"That's true indeed; but now that they have found us out, others may come. So, Mr. Moses, we must have our eyes open, and as soon as we can, we must have the moat cleared, and make the castle more secure if possible."

Moses said "good-night," though he well knew that Dora would not go to rest, and then he, too, went to the porter's room.


It was a most unusual thing for the Mongols to abandon any attack, but just as Talabor had begun to pelt the assailants with the heavy missiles already mentioned, one of the chiefs sent with Libor (possibly to act as spy upon him), hastily quitted the post of danger and hurried after the governor-clerk, whom he found in the wood, trying as best he might to bind up the wound from which he had now drawn the arrow. The wound, though deep enough, was not serious.

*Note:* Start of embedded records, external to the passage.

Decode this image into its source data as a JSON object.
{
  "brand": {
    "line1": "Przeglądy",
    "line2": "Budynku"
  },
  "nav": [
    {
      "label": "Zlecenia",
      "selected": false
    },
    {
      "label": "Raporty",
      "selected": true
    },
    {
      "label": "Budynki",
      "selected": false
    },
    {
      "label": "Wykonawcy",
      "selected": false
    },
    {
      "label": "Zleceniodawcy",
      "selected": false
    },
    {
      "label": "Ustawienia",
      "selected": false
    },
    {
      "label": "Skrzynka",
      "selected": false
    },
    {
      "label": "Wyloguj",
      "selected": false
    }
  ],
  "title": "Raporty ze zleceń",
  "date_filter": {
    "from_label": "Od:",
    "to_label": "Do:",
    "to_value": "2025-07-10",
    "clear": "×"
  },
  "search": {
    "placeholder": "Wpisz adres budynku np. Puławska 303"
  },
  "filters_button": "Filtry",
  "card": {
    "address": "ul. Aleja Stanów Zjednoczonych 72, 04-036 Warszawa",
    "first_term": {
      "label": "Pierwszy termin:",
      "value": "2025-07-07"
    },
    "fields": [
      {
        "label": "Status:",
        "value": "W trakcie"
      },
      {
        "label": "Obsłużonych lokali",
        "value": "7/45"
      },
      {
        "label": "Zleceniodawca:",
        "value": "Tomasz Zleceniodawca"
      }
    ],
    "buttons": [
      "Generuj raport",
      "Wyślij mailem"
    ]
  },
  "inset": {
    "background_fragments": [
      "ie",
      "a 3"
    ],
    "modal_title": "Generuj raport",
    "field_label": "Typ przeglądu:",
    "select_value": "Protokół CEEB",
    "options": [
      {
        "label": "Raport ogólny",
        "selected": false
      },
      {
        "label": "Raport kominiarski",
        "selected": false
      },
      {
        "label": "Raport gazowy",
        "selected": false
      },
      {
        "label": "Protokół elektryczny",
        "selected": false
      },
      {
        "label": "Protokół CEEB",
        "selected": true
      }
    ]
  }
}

"Why, Knéz! sitting here under the trees, are you?" cried the Mongol roughly, in his own uncouth tongue. "Sitting here, when those Magyar dogs have done for more than a hundred of our men!"

"Directly, Bajdár!" said Libor sharply, "you see I have been shot in the head and can't move!"

"Directly? and can't move? shot in the head? Perhaps you don't keep your head where we Mongols keep ours! but what will the Khan say, if we take back only five or six out of 300 men?"

"Five or six?" repeated Libor in alarm; "are so many lost?"

"Well, and if it's not so many! and if you, who ought to be first in the fight have managed to save your own skin! quite enough have fallen for all that, and we shall all perish if this mad business goes on any longer. Take care, Knéz! Look after yourself! for Batu Khan is not used to being played with by new men such as you!"

Libor staggered to his feet, and though badly frightened by his ill-success, as well as by what Bajdár had said, his natural cunning did not altogether desert him.